The Steam Machine ships with the new Steam Controller and a set of interchangeable faceplates, giving buyers cosmetic customisation options at launch. The full hardware specifications have been disclosed in Valve’s pre-order listings, placing the device in the living-room PC category that the company first attempted to address with the original Steam Machines released in 2015. That generation of hardware, produced in partnership with multiple third-party manufacturers, failed to gain significant market traction against consoles. This edition is built entirely by Valve and represents the company’s first fully proprietary gaming hardware outside the portable Steam Deck line.
Review copies arriving before the embargo lifts follow a standard pattern for hardware launches, but the compressed window between review unit distribution and pre-order opening suggests Valve is managing expectations carefully. Media coverage beginning simultaneously with or shortly after pre-order availability reduces the period during which consumers can read detailed assessments before committing to a purchase. Whether that reflects confidence in the product’s reception or caution about early criticism is unclear from the logistics alone.
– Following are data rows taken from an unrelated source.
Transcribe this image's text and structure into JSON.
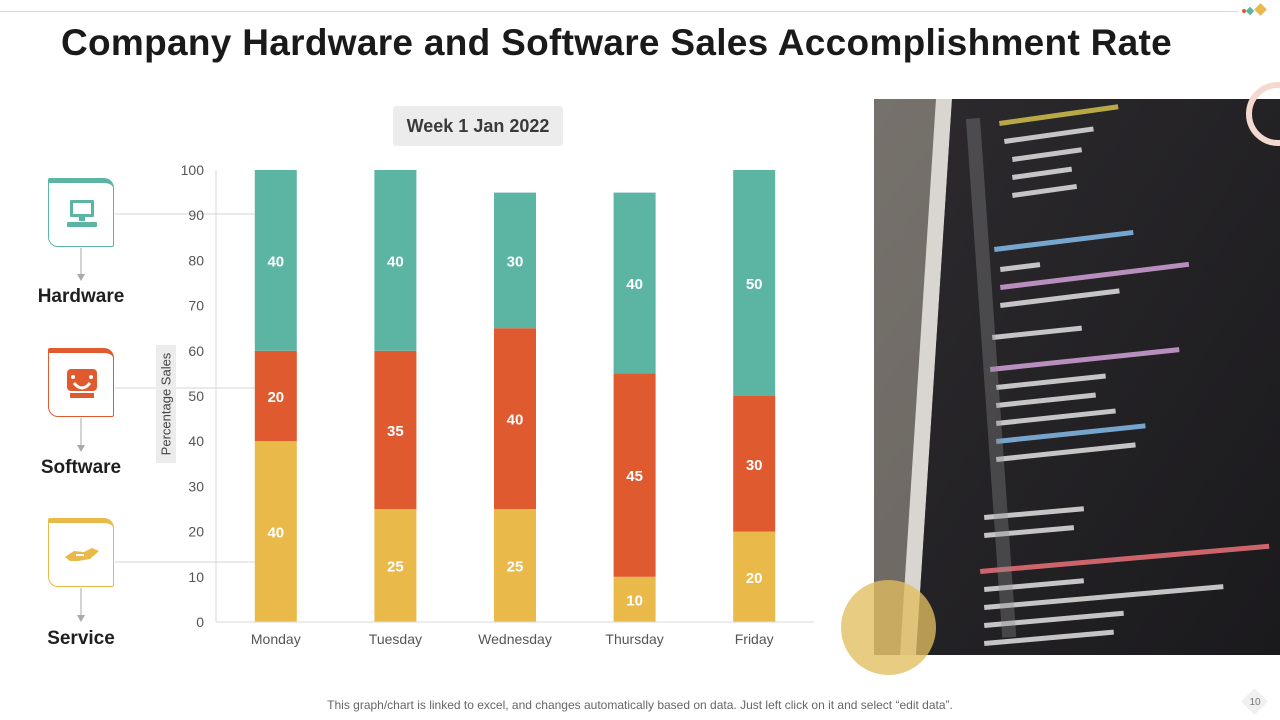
{
  "slide": {
    "title": "Company Hardware and Software Sales Accomplishment Rate",
    "footnote": "This graph/chart is linked to excel, and changes automatically based on data. Just left click on it and select “edit data”.",
    "page_number": "10"
  },
  "categories_panel": [
    {
      "label": "Hardware",
      "icon": "computer-icon",
      "color": "#5bb5a2"
    },
    {
      "label": "Software",
      "icon": "software-icon",
      "color": "#e05a2f"
    },
    {
      "label": "Service",
      "icon": "handshake-icon",
      "color": "#e9b949"
    }
  ],
  "photo": {
    "subject": "laptop-code-photo"
  },
  "chart_data": {
    "type": "bar",
    "stacked": true,
    "title": "Week 1 Jan 2022",
    "xlabel": "",
    "ylabel": "Percentage Sales",
    "ylim": [
      0,
      100
    ],
    "yticks": [
      0,
      10,
      20,
      30,
      40,
      50,
      60,
      70,
      80,
      90,
      100
    ],
    "categories": [
      "Monday",
      "Tuesday",
      "Wednesday",
      "Thursday",
      "Friday"
    ],
    "series": [
      {
        "name": "Service",
        "color": "#e9b949",
        "values": [
          40,
          25,
          25,
          10,
          20
        ]
      },
      {
        "name": "Software",
        "color": "#e05a2f",
        "values": [
          20,
          35,
          40,
          45,
          30
        ]
      },
      {
        "name": "Hardware",
        "color": "#5bb5a2",
        "values": [
          40,
          40,
          30,
          40,
          50
        ]
      }
    ],
    "data_labels": true,
    "legend": "left"
  }
}
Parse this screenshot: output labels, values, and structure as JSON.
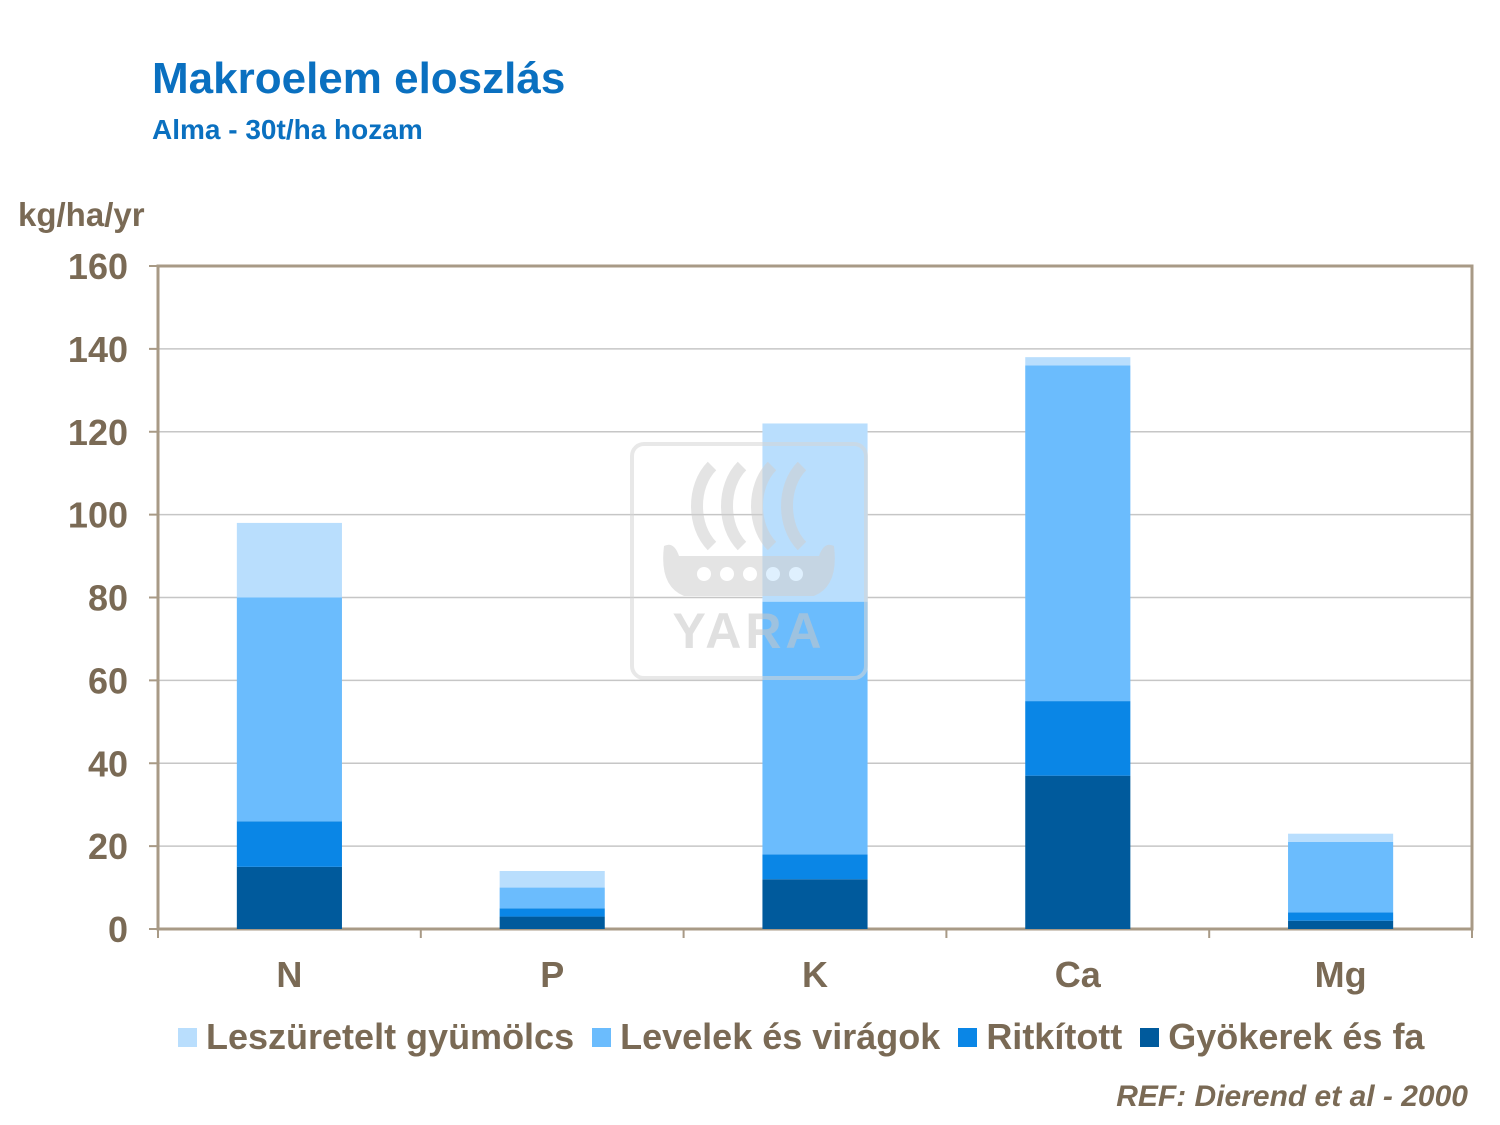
{
  "header": {
    "title": "Makroelem eloszlás",
    "subtitle": "Alma  - 30t/ha hozam",
    "y_unit": "kg/ha/yr"
  },
  "watermark": {
    "text": "YARA",
    "icon": "yara-viking-ship-logo"
  },
  "reference": "REF: Dierend et al - 2000",
  "colors": {
    "axis_text": "#7a6a55",
    "title": "#0a70c0"
  },
  "chart_data": {
    "type": "bar",
    "stacked": true,
    "categories": [
      "N",
      "P",
      "K",
      "Ca",
      "Mg"
    ],
    "series": [
      {
        "name": "Gyökerek és fa",
        "color": "#005a9c",
        "values": [
          15,
          3,
          12,
          37,
          2
        ]
      },
      {
        "name": "Ritkított",
        "color": "#0a86e6",
        "values": [
          11,
          2,
          6,
          18,
          2
        ]
      },
      {
        "name": "Levelek és virágok",
        "color": "#6bbcfd",
        "values": [
          54,
          5,
          61,
          81,
          17
        ]
      },
      {
        "name": "Leszüretelt gyümölcs",
        "color": "#b9defd",
        "values": [
          18,
          4,
          43,
          2,
          2
        ]
      }
    ],
    "legend_order": [
      "Leszüretelt gyümölcs",
      "Levelek és virágok",
      "Ritkított",
      "Gyökerek és fa"
    ],
    "ylim": [
      0,
      160
    ],
    "yticks": [
      0,
      20,
      40,
      60,
      80,
      100,
      120,
      140,
      160
    ],
    "ylabel": "kg/ha/yr",
    "grid": true,
    "legend_position": "bottom"
  }
}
The Steam Machine is positioned as a complement to the Steam Deck rather than a replacement, targeting users who want access to their Steam library on a television with a dedicated controller rather than a handheld screen. Valve’s SteamOS, which powers the Steam Deck, forms the software base for the new device, giving it access to the same Linux-compatible game library and compatibility tools the portable device uses. The Steam Deck’s success over the past three years demonstrated that there is a market for Valve-branded hardware outside the traditional Windows PC ecosystem, and the Steam Machine launch tests whether that appetite extends to the living room.
Pre-order pricing has been confirmed in Valve’s storefront at multiple tiers depending on storage and bundle configuration. The company has not disclosed manufacturing volumes or restocking timelines beyond the June 22-30 pre-order window, leaving open the question of whether units ordered after June 30 will ship on the original schedule or face extended waits. Other hardware announcements from major technology companies this summer have created a competitive environment for consumer attention in the gaming peripheral and living-room device space.
The embargo lifting on June 23 will determine how the Steam Machine is received by the gaming press before the pre-order window closes. Valve’s hardware has generally received positive assessments from reviewers since the Steam Deck launched, building credibility that will likely follow the Steam Machine into its coverage cycle. The company’s full Steam Machine product page, including specifications and pre-order details, is available directly at the Steam store.